After loving My Darling Clementine, I was most interested to see this earlier version of the same story, though I in no way expected it to match John Ford’s film. It is indeed a far inferior film, but watching it soon after the other picture is really quite an odd experience, because the 1946 film took quite a lot from it. Two scenes – Wyatt sorting out the drunken Native American, and Wyatt catching Chihuahua helping an opponent to cheat at cards and throwing her into a bath – are almost the same, while others, like Doc saving someone’s life, are very similar if undeniably altered. There’s even the romantic dynamic of Doc being involved with a prostitute and then having his ex-girlfriend show up, though it plays out differently. It rather astonished me how much of the film was similar, though I should probably have noticed that scriptwriter Sam Hellman had a story credit on the later picture. Of course there are major differences too, and if you thought that Mr Darling Clementine was ridiculously inaccurate, then you’ll be shocked that this one if even more ficticious, right up to the climax which has Wyatt go up to the corral to face his opponents, which are not even the Clanton clan, alone! Small wonder that Wyatt’s widow, who had forced the producers of the 1934 Frontier Marshall to change Wyatt’s name, threatened to sue unless they stopped calling this new version Wyatt Earp: Frontier Marshall!
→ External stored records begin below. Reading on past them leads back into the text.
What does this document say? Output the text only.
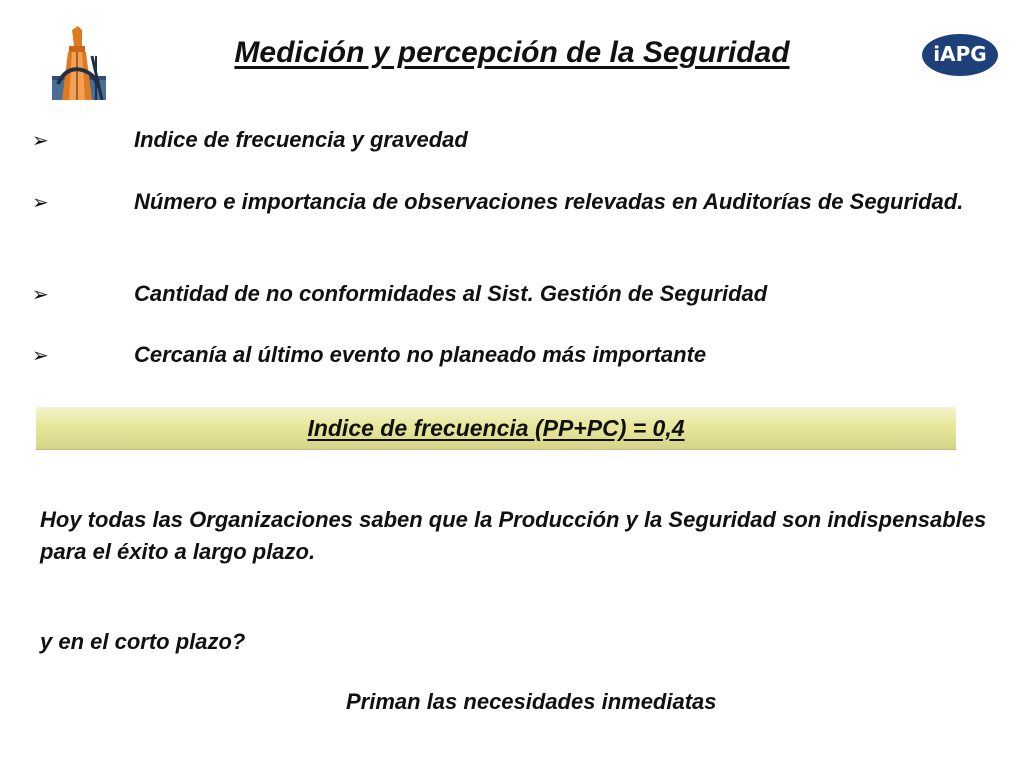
Medición y percepción de la Seguridad	iAPG
➢	Indice de frecuencia y gravedad
➢	Número e importancia de observaciones relevadas en Auditorías de Seguridad.
➢	Cantidad de no conformidades al Sist. Gestión de Seguridad
➢	Cercanía al último evento no planeado más importante
Indice de frecuencia (PP+PC) = 0,4
Hoy todas las Organizaciones saben que la Producción y la Seguridad son indispensables para el éxito a largo plazo.
y en el corto plazo?
Priman las necesidades inmediatas
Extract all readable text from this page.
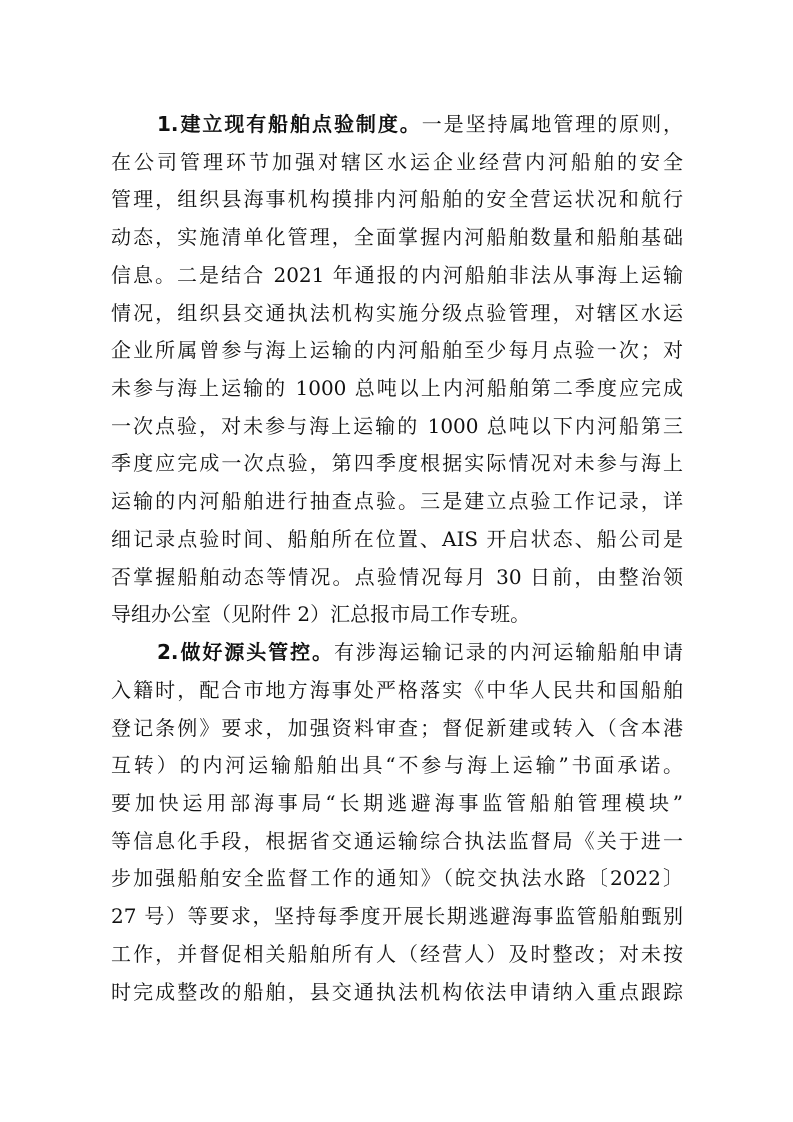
1.建立现有船舶点验制度。一是坚持属地管理的原则，
在公司管理环节加强对辖区水运企业经营内河船舶的安全
管理，组织县海事机构摸排内河船舶的安全营运状况和航行
动态，实施清单化管理，全面掌握内河船舶数量和船舶基础
信息。二是结合 2021 年通报的内河船舶非法从事海上运输
情况，组织县交通执法机构实施分级点验管理，对辖区水运
企业所属曾参与海上运输的内河船舶至少每月点验一次；对
未参与海上运输的 1000 总吨以上内河船舶第二季度应完成
一次点验，对未参与海上运输的 1000 总吨以下内河船第三
季度应完成一次点验，第四季度根据实际情况对未参与海上
运输的内河船舶进行抽查点验。三是建立点验工作记录，详
细记录点验时间、船舶所在位置、AIS 开启状态、船公司是
否掌握船舶动态等情况。点验情况每月 30 日前，由整治领
导组办公室（见附件 2）汇总报市局工作专班。
2.做好源头管控。有涉海运输记录的内河运输船舶申请
入籍时，配合市地方海事处严格落实《中华人民共和国船舶
登记条例》要求，加强资料审查；督促新建或转入（含本港
互转）的内河运输船舶出具“不参与海上运输”书面承诺。
要加快运用部海事局“长期逃避海事监管船舶管理模块”
等信息化手段，根据省交通运输综合执法监督局《关于进一
步加强船舶安全监督工作的通知》（皖交执法水路〔2022〕
27 号）等要求，坚持每季度开展长期逃避海事监管船舶甄别
工作，并督促相关船舶所有人（经营人）及时整改；对未按
时完成整改的船舶，县交通执法机构依法申请纳入重点跟踪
Opening with a montage of the finding of gold, the building of Tombstone and the trouble that begins to occur in it, this version doesn’t even attempt to be poetic and artistic, it’s just a basic ‘B’ Western through and through. Director Allan Dwan has little style, and almost throws away the actual OK Carroll showdown, but, aided by a script which probably has more action than Ford’s film [and certainly more double entendres from Doc’s hooker girlfriend], he does know how to make a pacy picture which certainly doesn’t outstay its welcome. Randolph Scott, a hero of countless Westerns, is adequate as Wyatt while Cesar Romero is rather good as the tortured Doc [here called Halliday, not Holliday, for some reason], though he should have probably played Wyatt. The interesting cast also includes John Carradine and Lon Chaney Jnr. in quite memorable parts, while Charles Stevens repeated his role as the drunken Native American in the 1946 film, Ward Bond played parts in both the 1939 and the 1946 version but also the 1943 one, and the part of comedian Eddie Foy was played by his real life son! Don’t expect much from this programmer, but it should entertain and provide some excitement.